I actually found that with both high rep sets with a 10RM and low rep sets with 5RM required me to find tension in all parts of legs. Quads and calves included. Everything would feel tight and strong after each phase of Giant.
 
Has anyone thought of running the Giant on a 3-day A/B schedule with two different exercises? For example:

A: Double Clean + Press
B: Double Front Squat

Choose the weight for each exercise independently based on RM. I'd post a full specification below, but that would give away the set/rep scheme for the Giant... Suffice it to say, you would keep the same schedule, with the same sets/reps/time, but plug in a different exercise each session. It would take two weeks instead of one to repeat a session. For example:

MondayWednesdayFriday
Week 1DC+PDFSQDC+P
Week 2DFSQDC+PDFSQ

I love the Giant as is, absolutely brilliant program, but being a beginner using a light press weight, I don't feel it's hitting my lower body adequately. In time, I've no doubt it would (say, double cleans with 32s), but for now I'm missing some lower body action and looking for a modification.

I'm also curious whether it would be better to alternate cycles of DC+P / DFSQ instead of trying to mix them. An A/B schedule like I outlined above has the benefit of hitting both movement patterns in any given week, but the drawback that it takes 8 weeks to do as much work for each as you could have packed into 4 weeks. Surely that has an impact from a weekly density perspective - too much recovery time and not enough work?

But if you were to cycle between two movements in a longer-term fashion, it would take a while to get back to the same movement again. You might do a 20-week cycle (3.0, 1.0, 2.0, 1.1, 1.2) with DC+P and then a 20-week cycle with DFSQ. Would that be detrimental to making long-term gains on either? I guess you could maintain one movement while running the other, and then switch. Say, 3x5 DFSQ before each DC+P session, then on the next cycle 3x5 DC+P before each DFSQ session.

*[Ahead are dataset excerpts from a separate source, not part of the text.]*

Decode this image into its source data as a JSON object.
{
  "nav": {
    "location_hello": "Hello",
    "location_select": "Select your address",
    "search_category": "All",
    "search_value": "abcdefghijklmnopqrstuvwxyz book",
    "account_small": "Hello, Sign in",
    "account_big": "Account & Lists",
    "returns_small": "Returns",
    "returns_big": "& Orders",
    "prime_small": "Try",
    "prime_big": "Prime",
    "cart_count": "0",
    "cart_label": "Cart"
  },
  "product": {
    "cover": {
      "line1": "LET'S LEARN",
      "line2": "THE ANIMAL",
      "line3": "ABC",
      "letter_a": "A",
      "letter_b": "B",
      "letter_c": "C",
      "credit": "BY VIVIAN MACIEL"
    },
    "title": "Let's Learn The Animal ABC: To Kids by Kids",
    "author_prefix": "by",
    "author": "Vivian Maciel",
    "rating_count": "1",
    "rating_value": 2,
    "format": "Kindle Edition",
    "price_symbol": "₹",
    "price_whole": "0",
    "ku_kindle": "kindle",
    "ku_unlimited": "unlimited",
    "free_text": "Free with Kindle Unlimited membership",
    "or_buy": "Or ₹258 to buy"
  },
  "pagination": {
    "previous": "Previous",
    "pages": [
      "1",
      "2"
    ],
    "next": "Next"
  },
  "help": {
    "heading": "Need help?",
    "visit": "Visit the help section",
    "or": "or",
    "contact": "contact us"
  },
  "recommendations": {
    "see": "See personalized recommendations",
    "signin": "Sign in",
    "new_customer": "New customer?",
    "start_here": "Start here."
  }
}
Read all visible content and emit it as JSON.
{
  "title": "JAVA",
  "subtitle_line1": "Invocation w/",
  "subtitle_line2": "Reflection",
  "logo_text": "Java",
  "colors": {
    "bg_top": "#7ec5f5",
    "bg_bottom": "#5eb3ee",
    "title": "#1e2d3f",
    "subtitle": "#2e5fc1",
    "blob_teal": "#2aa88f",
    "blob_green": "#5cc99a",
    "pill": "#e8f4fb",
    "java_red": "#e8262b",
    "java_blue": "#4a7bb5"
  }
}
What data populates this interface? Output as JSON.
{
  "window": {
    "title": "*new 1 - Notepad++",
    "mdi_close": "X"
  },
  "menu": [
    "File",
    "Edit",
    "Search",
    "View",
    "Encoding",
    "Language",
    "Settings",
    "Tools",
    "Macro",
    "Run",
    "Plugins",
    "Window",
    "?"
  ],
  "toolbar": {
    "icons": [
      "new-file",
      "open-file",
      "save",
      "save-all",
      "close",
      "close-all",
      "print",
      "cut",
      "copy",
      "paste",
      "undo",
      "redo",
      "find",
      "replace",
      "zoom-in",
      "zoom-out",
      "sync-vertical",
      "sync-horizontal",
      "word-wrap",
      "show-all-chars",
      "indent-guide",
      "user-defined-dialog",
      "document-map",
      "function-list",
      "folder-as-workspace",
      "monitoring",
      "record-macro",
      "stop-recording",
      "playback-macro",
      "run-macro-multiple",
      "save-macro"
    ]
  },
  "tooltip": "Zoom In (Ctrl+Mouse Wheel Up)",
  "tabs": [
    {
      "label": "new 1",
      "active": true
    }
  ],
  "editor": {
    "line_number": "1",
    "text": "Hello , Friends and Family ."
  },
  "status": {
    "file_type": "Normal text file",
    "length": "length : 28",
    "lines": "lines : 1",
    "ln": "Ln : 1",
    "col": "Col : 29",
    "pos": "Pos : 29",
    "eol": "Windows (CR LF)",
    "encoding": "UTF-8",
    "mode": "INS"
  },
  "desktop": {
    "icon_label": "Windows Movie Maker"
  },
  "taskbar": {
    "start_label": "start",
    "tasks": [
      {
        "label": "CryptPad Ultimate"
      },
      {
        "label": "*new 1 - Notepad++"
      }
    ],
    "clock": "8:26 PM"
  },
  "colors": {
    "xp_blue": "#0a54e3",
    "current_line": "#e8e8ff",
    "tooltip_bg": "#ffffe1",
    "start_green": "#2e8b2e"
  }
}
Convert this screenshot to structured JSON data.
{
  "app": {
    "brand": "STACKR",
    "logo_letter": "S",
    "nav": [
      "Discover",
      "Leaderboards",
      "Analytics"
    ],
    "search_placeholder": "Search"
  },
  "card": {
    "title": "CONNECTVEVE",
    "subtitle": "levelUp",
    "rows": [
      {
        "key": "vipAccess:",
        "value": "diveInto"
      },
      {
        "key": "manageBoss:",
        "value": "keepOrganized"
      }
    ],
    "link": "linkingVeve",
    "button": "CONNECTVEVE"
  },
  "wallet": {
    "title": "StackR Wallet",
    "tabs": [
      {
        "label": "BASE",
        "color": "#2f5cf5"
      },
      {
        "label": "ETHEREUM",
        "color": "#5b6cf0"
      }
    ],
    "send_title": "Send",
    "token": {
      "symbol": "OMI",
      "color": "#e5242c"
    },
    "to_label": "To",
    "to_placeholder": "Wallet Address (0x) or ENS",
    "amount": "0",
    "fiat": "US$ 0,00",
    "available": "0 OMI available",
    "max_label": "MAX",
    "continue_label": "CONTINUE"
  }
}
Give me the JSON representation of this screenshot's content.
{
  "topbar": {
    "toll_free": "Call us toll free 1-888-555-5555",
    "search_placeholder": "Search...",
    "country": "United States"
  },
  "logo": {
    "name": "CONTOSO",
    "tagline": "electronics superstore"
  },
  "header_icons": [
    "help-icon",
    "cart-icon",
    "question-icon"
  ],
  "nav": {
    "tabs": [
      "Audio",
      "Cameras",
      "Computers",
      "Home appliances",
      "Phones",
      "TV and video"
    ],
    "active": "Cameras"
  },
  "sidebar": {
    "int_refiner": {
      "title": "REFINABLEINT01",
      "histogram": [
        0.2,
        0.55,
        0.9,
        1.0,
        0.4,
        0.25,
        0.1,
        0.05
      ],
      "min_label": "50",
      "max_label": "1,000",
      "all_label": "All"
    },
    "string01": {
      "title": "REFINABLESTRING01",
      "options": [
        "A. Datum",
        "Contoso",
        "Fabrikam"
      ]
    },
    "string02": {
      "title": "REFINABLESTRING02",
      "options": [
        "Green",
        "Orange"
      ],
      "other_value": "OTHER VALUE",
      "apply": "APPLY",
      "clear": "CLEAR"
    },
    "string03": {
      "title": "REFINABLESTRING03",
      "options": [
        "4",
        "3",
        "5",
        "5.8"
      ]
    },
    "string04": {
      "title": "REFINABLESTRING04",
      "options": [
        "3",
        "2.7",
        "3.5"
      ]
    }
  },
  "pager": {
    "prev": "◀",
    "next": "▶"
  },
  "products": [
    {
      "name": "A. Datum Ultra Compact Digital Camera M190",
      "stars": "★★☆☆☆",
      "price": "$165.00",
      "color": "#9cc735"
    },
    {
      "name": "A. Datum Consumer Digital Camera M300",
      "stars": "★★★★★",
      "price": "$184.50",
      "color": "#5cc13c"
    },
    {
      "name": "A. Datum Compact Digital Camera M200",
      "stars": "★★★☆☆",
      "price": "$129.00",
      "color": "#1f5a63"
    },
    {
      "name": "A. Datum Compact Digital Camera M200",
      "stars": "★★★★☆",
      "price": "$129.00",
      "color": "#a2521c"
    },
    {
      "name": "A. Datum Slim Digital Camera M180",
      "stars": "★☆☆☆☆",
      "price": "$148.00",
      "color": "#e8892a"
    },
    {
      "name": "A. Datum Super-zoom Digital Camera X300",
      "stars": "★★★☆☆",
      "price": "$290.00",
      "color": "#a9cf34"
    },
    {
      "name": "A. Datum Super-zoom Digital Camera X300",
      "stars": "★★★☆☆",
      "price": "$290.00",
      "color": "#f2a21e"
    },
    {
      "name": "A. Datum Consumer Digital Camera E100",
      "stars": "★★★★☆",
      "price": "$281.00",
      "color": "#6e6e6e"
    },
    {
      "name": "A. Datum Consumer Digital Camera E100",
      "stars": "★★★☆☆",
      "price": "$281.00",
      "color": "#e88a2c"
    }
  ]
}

Or, maybe the DFSQ cycles should be a lot shorter and focused on only one end of the rep range, just to top up and give a bit of a break from DC+P before the next cycle. 20 weeks of DFSQ sounds brutal anyway. Maybe 16-20 weeks of DC+P then 4-8 of DFSQ? And repeat.

I'm just thinking out loud... For now, running Giant 3.0 with DC+P while grooving a few DFSQ before each session. This thread has been an invaluable resource to me so far; thank you to everyone who has contributed!
 
The Giant programming for sure works. I retested my max with 24kg recently and went from 7 rep to 10 rep max in about a month. I will stay with 3.0 for awhile then retest with my 28kg. Just using single bell version.
Nice!! I am almost finished a block of 3.1. Excited to test my RM, started with a 7RM so I'm hoping to get a 10 RM in order to start 1.0 using double 20's. Seeing results in physique already, my wife has commented how much bigger my legs and arms look!
 
Nice!! I am almost finished a block of 3.1. Excited to test my RM, started with a 7RM so I'm hoping to get a 10 RM in order to start 1.0 using double 20's. Seeing results in physique already, my wife has commented how much bigger my legs and arms look!
What is 3.1?
 
Funny I just had 4 or 5 days off due to some neck pain. Also had a stiff and sore lower back. Did a session yesterday and woke up with back pain gone!!